“İslâm garip başladı, garip devam edecektir. Ne mutlu o gariplere!..” (Tirmizî, Îman, 13/2630) hadîsiyle bu yola baş koyanlara ne mutlu! Allâh’ı kendine tek yâr edinip O’nunla var olanlara ne mutlu!
O garipler ki, ilki Hazret-i Âdem Safiyyullâh -aleyhisselâm-, sonu Muhammed Mustafâ Habîbullâh -sallâllâhu aleyhi ve sellem-’dir. Bu ikisi arasında birbirinden değerli sabır tabloları yaşanmıştır. Hepsi bu gurbet diyarı olan dünyada, Rabbimizin hükmettiği imtihanlar âleminde hisselerine düşenleri yaşamışlar; garip olarak dünyaya gelip yine garip olarak Rablerine kavuşmuşlardır.
Hazret-i Nûh, 950 yıl tebliğ ederken sabretti. Hazret-i Eyyûb, hastalık okyanusunu sabır gemisiyle geçmiştir. Balığın karnında kaybolan Hazret-i Yûnus, sabır ve duâ ipine sarılarak kurtulmuştur. Hazret-i Yûsuf’u kuyudan çıkaran, sabır ve teslîmiyettir. Peygamber Efendimizin hayatı, her ilmeğiyle sabrın nakış nakış işlendiği bir kumaştır. Onlar sabır, tevekkül, teslîmiyet, duâ ve ibadetle zor günlerden, büyük cenderelerden geçtiler. Nebîler kervanı, aynı zamanda insanlığın sabır mektebidir. Bu mektebin talebeleri, sabrettikçe kazanacaklarının farkındadırlar.
Sabır yolu, uzun ve meşakkatlidir. Rabbimiz, herkese, kendisi için zor gelecek imtihanlar gönderir. Mühim olan, o musibetlerle ilk karşılaşıldığı zaman dengeyi kaybetmemek; sabrı her an kuşanmaktır.

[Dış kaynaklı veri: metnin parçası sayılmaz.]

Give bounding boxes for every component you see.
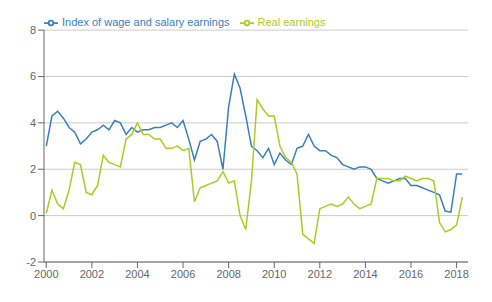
- svg-text:2: 2: [30, 163, 36, 175]
- svg-text:2006: 2006: [171, 268, 195, 280]
- svg-text:2014: 2014: [353, 268, 377, 280]
- html-text:Real earnings: Real earnings: [257, 16, 326, 28]
- svg-text:2004: 2004: [125, 268, 149, 280]
- svg-text:2002: 2002: [80, 268, 104, 280]
- svg-text:2008: 2008: [216, 268, 240, 280]
- svg-text:-2: -2: [26, 256, 36, 268]
- svg-text:2016: 2016: [399, 268, 423, 280]
- svg-text:6: 6: [30, 70, 36, 82]
- svg-text:2010: 2010: [262, 268, 286, 280]
- svg-text:2000: 2000: [34, 268, 58, 280]
- svg-text:0: 0: [30, 210, 36, 222]
- svg-text:2012: 2012: [308, 268, 332, 280]
- svg-text:2018: 2018: [444, 268, 468, 280]
- svg-text:8: 8: [30, 24, 36, 36]
- svg-text:4: 4: [30, 117, 36, 129]
- html-text:Index of wage and salary earni: Index of wage and salary earnings: [62, 16, 230, 28]
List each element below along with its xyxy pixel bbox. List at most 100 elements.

Sabır yolu, ancak takvâ azığı ile geçilir. “Aslında bir ağacın altında konaklama süresinden ibaret olan” dünya hayatı, göz açıp kapayıncaya kadar geçer. Âhiretten dünyaya bakınca, koskoca bir ömür, bir “kuşluk vakti” kadar ya eder ya da etmez!.. O hâlde dünyanın gamına, kederine kapılmamalı; kulluk için gönderildiğimizi, Allâh’ı râzı etmek üzere yaşadığımızı unutmamalıyız.
Cennet yolu, dikenli taşlarla doludur. Bu taşlara gönül rızâsıyla sabredenler, kurtuluşa ererler. Rabbimiz, bu yolun herkes için aynı şekilde hazırlandığını şöyle beyân etmektedir:
“(Ey mü’minler!) Yoksa siz, sizden önce gelip geçenlerin başına gelenler, size de gelmeden cennete gireceğinizi mi sandınız? Yoksulluk ve sıkıntı, onlara öylesine dokunmuş ve öyle sarsılmışlardı ki, nihayet Peygamber ve beraberindeki mü’minler: «Allâh’ın yardımı ne zaman?!» dediler. Bilesiniz ki, Allâh’ın yardımı yakındır.” (el-Bakara, 214)
Dünya hayatının bir yüzü sabırsa, diğer yüzü şükürdür. Belâ, musibet, zorluk ve çilelere sabır; ferah, nimet ve lütuflara şükür!.. “İnsanlara teşekkür etmeyen, Allâh’a şükretmiş olmaz!..” (Ebû Davud, Edeb, 11/4811; Tirmizî, Birr, 31) Allâh’a şükretmeyen, aslında hiçbir varlığa teşekkür etmiş olmaz. Çünkü bütün iyilik ve güzelliklerin başlangıcı ve kaynağı, Allah Teâlâ’dır.
Ey Rabbimiz; her gecenin arkasından doğan Güneş gibi, her kapanan kapının ardından açılan kapılar gibi, bizi de sabaha çıkar!.. Bizi sabır ve şükür kanatları ile kanatlandır. Bizi, Sen’den râzı olmuş ve kendisinden râzı olduğun kullarının arasına kat!.. Sabrımızı artır, biz de “çokça sabreden” kullarının arasına girelim. Şükrümüzü ziyadeleştir, Sana nankörlük etme gafletine düşmüş kullarından olmayalım!.. Bizi affet, bizi bağışla, bizi temizle, arındır ey Rabbim!.. Allâh’ım, şüphesiz Sen duâları kabul edensin, bizim duâlarımızı da kabul buyur!.. Âmin.